After these chirpy installations the mood darkens. In “Acted-Out Misfortunes” (2006), a mural 32 feet wide, spread over adjacent walls, Brooklynbased Jeff Bechtel (b.1974), who was trained as an illustrator, works in black and white, in a variety of media, with a different style and quality for each medium: charcoal for grotesque figures and plants, dispatched in an accomplished, expressive hand; spray paint for James Rosenquist–like grafitti elements, and acrylic for what read like poured abstract shapes, blobs that obliterate the drawing beneath. The layering of styles and mediums gives the work the stressful overlappings of a bad dream.
The Berlin-based Portuguese artist Jorge Queiroz (b.1966) also favors multiplfe mediums, though less from the theatrical sense of colliding languages to be found in the gothic Mr. Bechtel, and more from a nonchalant sense of endless doodling, as if either the ink has run out on a particular pen, or the artist has simply gotten bored of using it. His mural,12 feet wide and looking diminished on its large supporting wall, uses oil pastel, pencil, acrylic paint, and color pencil, all to fussy, involved, and somewhat cramped ends. The work is predominantly abstract, though with a sense of phantasmagoric structures growing out of each other.There are occasional figurative elements, including one instance, in the pencil drawn passage, where a couple tumble off a couch, as if caught in flagrante — a metaphor, perhaps, for the viewing, or making, of this fumbling, hapless piece.
A gallery has to be confident of its status in the art world to feel happy with the contribution of Simon Dybbroe Møller (b.1976), a Danish artist based in Frankfurt, Germany. “Inside the Ceiling, Inside of You” (2005) (a title redolent of PS1’s icky body art survey, “Into me/Out of me”) is a well-worn installation art joke. Using varnish, coffee, plasterboard, a plastic bucket, and newspaper, it makes out that the gallery has sprung a leak and is doing its best, in makeshift fashion, to cope with the situation. It had me fooled on the first viewing, and my dog tried to have a drink on the second.
Claudia Wieser (b.1973) has created an installation in a back gallery, “Proménade geométrique” (2005/ 2006), which anticipates its temporality through inbuilt mechanisms of decay.
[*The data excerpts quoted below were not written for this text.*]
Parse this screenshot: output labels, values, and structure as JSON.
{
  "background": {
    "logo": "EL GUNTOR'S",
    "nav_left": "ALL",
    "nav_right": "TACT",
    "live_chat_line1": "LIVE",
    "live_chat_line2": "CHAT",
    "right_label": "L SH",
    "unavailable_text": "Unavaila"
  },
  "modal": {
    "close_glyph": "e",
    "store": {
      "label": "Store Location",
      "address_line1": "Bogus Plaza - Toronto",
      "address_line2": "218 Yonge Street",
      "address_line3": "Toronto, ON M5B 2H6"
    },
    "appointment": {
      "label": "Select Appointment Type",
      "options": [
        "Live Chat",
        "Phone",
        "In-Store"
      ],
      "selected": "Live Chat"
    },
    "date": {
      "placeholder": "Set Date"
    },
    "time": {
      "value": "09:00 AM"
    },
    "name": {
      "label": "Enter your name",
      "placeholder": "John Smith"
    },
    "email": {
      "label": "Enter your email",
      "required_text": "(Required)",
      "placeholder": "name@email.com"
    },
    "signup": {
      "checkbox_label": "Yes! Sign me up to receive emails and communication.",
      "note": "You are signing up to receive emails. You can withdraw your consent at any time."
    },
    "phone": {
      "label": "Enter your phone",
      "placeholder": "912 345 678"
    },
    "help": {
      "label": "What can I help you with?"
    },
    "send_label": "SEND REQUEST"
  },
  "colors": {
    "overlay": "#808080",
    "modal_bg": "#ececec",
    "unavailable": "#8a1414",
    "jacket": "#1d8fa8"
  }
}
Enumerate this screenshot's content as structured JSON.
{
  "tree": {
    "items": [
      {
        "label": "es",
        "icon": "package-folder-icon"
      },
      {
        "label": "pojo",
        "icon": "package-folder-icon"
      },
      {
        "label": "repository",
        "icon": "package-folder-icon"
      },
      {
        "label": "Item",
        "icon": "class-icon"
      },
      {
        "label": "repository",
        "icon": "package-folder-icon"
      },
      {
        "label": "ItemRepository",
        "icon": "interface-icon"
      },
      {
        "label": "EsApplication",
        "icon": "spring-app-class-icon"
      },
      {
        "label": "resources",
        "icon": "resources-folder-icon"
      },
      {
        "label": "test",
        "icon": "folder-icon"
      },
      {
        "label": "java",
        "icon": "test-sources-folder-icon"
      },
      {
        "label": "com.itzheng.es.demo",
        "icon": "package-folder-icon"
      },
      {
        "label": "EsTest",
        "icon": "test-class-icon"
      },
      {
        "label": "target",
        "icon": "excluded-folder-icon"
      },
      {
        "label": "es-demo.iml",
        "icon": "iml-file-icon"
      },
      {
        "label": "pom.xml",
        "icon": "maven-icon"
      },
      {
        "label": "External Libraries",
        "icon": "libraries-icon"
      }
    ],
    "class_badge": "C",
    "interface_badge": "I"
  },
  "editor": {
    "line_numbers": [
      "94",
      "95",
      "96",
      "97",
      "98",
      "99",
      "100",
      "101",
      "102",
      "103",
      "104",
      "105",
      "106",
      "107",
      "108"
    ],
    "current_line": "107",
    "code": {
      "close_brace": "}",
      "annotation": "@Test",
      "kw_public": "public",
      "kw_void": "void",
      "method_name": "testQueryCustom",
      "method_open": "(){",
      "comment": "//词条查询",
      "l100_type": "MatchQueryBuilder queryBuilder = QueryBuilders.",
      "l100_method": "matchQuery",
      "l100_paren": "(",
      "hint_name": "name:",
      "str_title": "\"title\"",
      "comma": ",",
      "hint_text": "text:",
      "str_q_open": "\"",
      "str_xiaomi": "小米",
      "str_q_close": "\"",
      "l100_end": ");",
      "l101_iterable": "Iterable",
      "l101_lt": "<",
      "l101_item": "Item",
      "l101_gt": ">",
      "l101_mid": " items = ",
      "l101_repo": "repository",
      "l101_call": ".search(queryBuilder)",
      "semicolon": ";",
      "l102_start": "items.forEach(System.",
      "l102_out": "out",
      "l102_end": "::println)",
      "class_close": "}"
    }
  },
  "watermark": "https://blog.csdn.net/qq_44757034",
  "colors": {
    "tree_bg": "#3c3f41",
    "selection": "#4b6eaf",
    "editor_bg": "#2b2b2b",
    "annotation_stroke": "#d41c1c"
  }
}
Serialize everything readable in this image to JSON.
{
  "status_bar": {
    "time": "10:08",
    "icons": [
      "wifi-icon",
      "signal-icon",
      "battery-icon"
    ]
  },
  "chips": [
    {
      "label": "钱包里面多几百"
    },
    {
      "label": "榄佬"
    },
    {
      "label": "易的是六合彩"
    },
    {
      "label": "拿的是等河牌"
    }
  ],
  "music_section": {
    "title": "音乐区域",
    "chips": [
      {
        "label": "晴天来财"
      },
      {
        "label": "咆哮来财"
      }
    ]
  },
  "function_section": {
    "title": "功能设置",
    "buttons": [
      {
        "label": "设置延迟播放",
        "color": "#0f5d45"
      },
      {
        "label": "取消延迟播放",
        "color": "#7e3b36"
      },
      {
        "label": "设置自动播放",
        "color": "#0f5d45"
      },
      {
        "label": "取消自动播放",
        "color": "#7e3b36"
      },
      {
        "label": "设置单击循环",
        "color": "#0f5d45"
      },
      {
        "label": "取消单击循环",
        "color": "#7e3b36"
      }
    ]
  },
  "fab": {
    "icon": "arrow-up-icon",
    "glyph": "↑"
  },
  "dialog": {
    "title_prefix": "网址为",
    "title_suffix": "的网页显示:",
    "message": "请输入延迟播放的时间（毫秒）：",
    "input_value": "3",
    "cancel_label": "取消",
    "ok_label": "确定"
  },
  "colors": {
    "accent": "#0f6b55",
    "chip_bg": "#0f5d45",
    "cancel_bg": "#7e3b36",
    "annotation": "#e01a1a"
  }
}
The floor is coated in aluminum foil that chips as visitors walk through it. Like other artists in this show, the installation has a retro feel, but of an older vintage: Ms. Wieser has papered the walls with black-and-white photocopies of geometric shapes whose intersecting, obtuse angles are redolent of the Futurist motif of fanning searchlights. The sensation is an odd mix of somber and upbeat. The blown-up, grainy, graphic quality of the walls makes one feel as if one is not just viewing, but has actually been sucked into a news report.
Until August 18 (530 W. 22nd St., between Tenth and Eleventh avenues, 212-929-2340). Prices: $5,000–$20,000.